«Я попросил Господа Бога сделать ну хоть на полтора градуса теплее обычного. Он ничего твердого мне не обещал».
«Ходил в лес исследовать апрель, каковы его свойства».
«Вот еще вид спорта: погоня за химерами».
Венедикта Ерофеева любили почти все окружающие. Любопытно, что все называли его по-разному. Он сам составил такую хронологическую классификацию своих кличек:
«В 1955 – 1957 гг. меня называли просто «Веничка». В 1957 – 1958 гг., по мере поведения и повзросления – «Венедикт»; в 1959 г. – «Бен», «Граф», «Сам»; в 1961 – 1962 гг. – опять «Венедикт», и с 1963 г. – снова поголовное “Веничка”».
Ерофеев всегда был открыт, сострадателен к чужой беде.
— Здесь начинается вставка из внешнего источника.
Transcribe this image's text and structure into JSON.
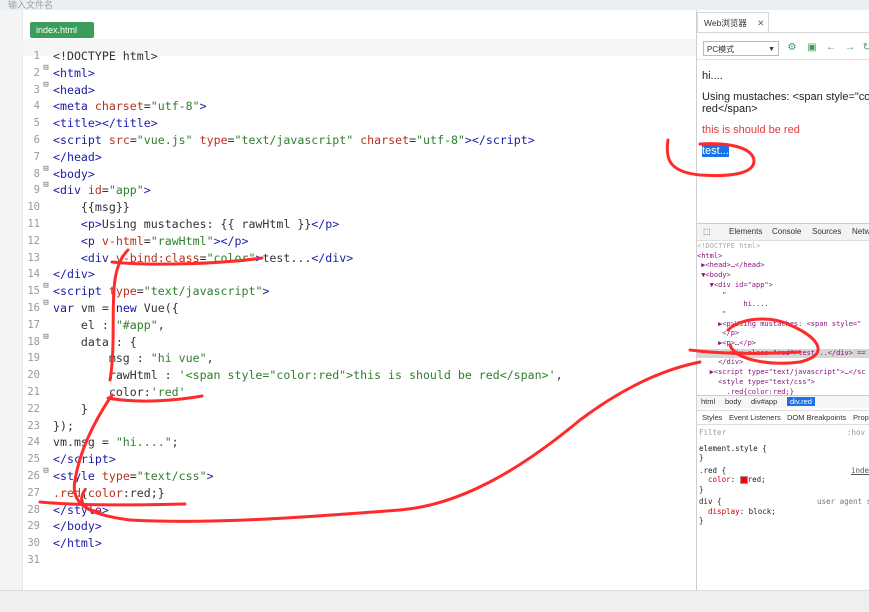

Не случайно с ним дружили такие люди, как Виктор Некрасов, Юрий Домбровский, Андрей Амальрик, Вадим Делоне... Однако дружба и пьяные застолья отвлекали его от творчества.
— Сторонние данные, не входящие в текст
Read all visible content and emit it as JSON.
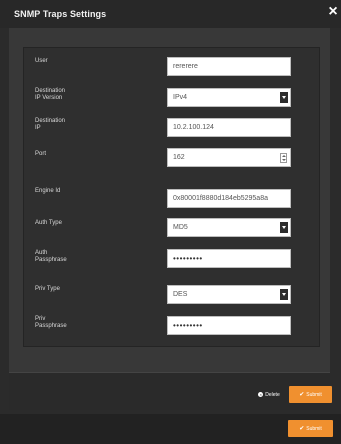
{
  "dialog": {
    "title": "SNMP Traps Settings",
    "close_glyph": "×"
  },
  "form": {
    "user": {
      "label": "User",
      "value": "rererere"
    },
    "dest_ip_version": {
      "label_line1": "Destination",
      "label_line2": "IP Version",
      "value": "IPv4"
    },
    "dest_ip": {
      "label_line1": "Destination",
      "label_line2": "IP",
      "value": "10.2.100.124"
    },
    "port": {
      "label": "Port",
      "value": "162"
    },
    "engine_id": {
      "label": "Engine Id",
      "value": "0x80001f8880d184eb5295a8a"
    },
    "auth_type": {
      "label": "Auth Type",
      "value": "MD5"
    },
    "auth_passphrase": {
      "label_line1": "Auth",
      "label_line2": "Passphrase",
      "value": "•••••••••"
    },
    "priv_type": {
      "label": "Priv Type",
      "value": "DES"
    },
    "priv_passphrase": {
      "label_line1": "Priv",
      "label_line2": "Passphrase",
      "value": "•••••••••"
    }
  },
  "footer": {
    "delete_label": "Delete",
    "submit_label": "Submit",
    "submit_label_2": "Submit",
    "check_glyph": "✔",
    "delete_glyph": "×"
  },
  "colors": {
    "accent": "#f0902f",
    "background": "#2b2b2b"
  }
}
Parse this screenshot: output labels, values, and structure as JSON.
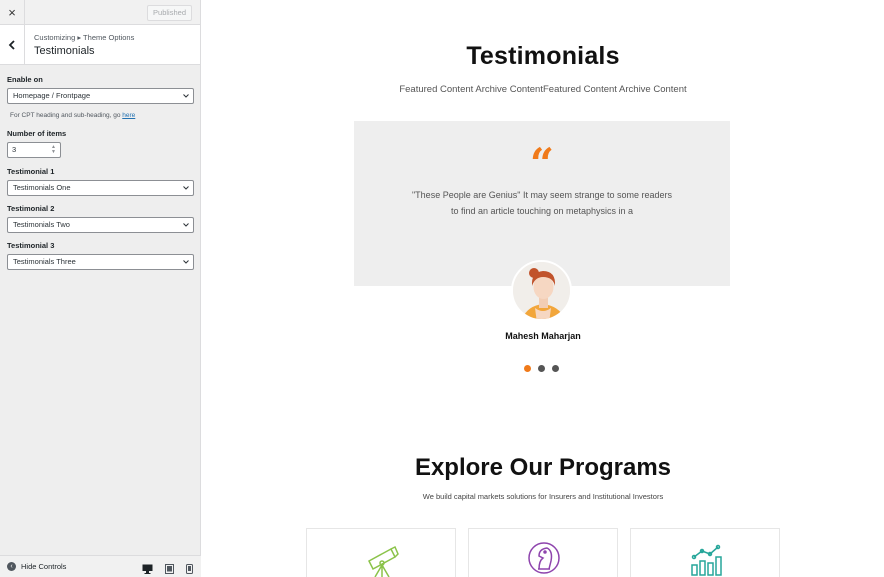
{
  "topbar": {
    "close_icon": "×",
    "published_label": "Published"
  },
  "section": {
    "breadcrumb": "Customizing ▸ Theme Options",
    "title": "Testimonials"
  },
  "controls": {
    "enable_on": {
      "label": "Enable on",
      "value": "Homepage / Frontpage"
    },
    "help_text": "For CPT heading and sub-heading, go ",
    "help_link": "here",
    "num_items": {
      "label": "Number of items",
      "value": "3"
    },
    "testimonials": [
      {
        "label": "Testimonial 1",
        "value": "Testimonials One"
      },
      {
        "label": "Testimonial 2",
        "value": "Testimonials Two"
      },
      {
        "label": "Testimonial 3",
        "value": "Testimonials Three"
      }
    ]
  },
  "footer": {
    "hide_controls": "Hide Controls"
  },
  "preview": {
    "testimonials_title": "Testimonials",
    "testimonials_sub": "Featured Content Archive ContentFeatured Content Archive Content",
    "quote_mark": "“",
    "quote_line1": "\"These People are Genius\" It may seem strange to some readers",
    "quote_line2": "to find an article touching on metaphysics in a",
    "author": "Mahesh Maharjan",
    "active_dot": 0,
    "programs_title": "Explore Our Programs",
    "programs_sub": "We build capital markets solutions for Insurers and Institutional Investors",
    "program_icons": [
      "telescope-icon",
      "chess-knight-icon",
      "bar-chart-icon"
    ],
    "colors": {
      "accent": "#f07a1a",
      "icon_green": "#8bc34a",
      "icon_purple": "#8e44ad",
      "icon_teal": "#26a69a"
    }
  }
}
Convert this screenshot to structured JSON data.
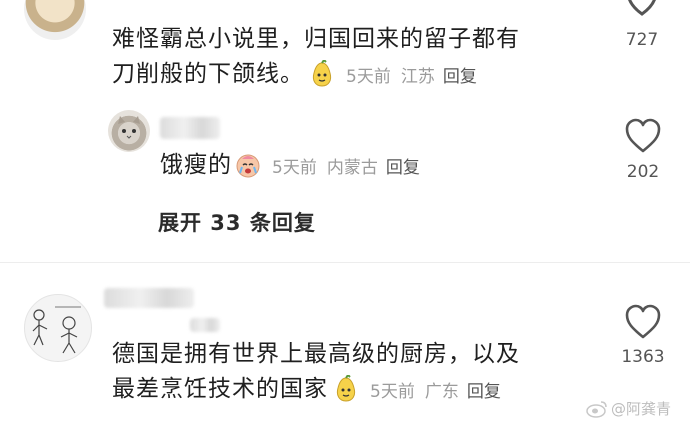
{
  "comments": [
    {
      "text_lines": [
        "难怪霸总小说里，归国回来的留子都有",
        "刀削般的下颌线。"
      ],
      "time": "5天前",
      "location": "江苏",
      "reply_label": "回复",
      "like_count": "727"
    },
    {
      "text_lines": [
        "饿瘦的"
      ],
      "time": "5天前",
      "location": "内蒙古",
      "reply_label": "回复",
      "like_count": "202"
    },
    {
      "text_lines": [
        "德国是拥有世界上最高级的厨房，以及",
        "最差烹饪技术的国家"
      ],
      "time": "5天前",
      "location": "广东",
      "reply_label": "回复",
      "like_count": "1363"
    }
  ],
  "expand_replies": "展开 33 条回复",
  "watermark": "@阿龚青"
}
Галина Ерофеева вспоминает: он все время мечтал, что вот сейчас останется один и будет писать. Из его записных книжек видно, что это постоянное желание – быть в одиночестве. Где бы он ни был, всегда бывал окружен людьми. Для него характерно такое признание: «Мое нормальное положение – закрытое, как у шлагбаума».
Со слов второй жены: «Он был очень хрупким, незащищенным, буквально как цветочек». И далее о нем: «Известно, как обычно мужики носятся со своим здоровьем, – у него этого никогда не было. Он был невероятно застенчив даже перед собой. Он как посмотрит на лица наших писателей – мурло! Ну кто, когда из русских писателей мог позволить себе быть таким гладким? А он никогда не жаловался, даже с этой проклятой болезнью...»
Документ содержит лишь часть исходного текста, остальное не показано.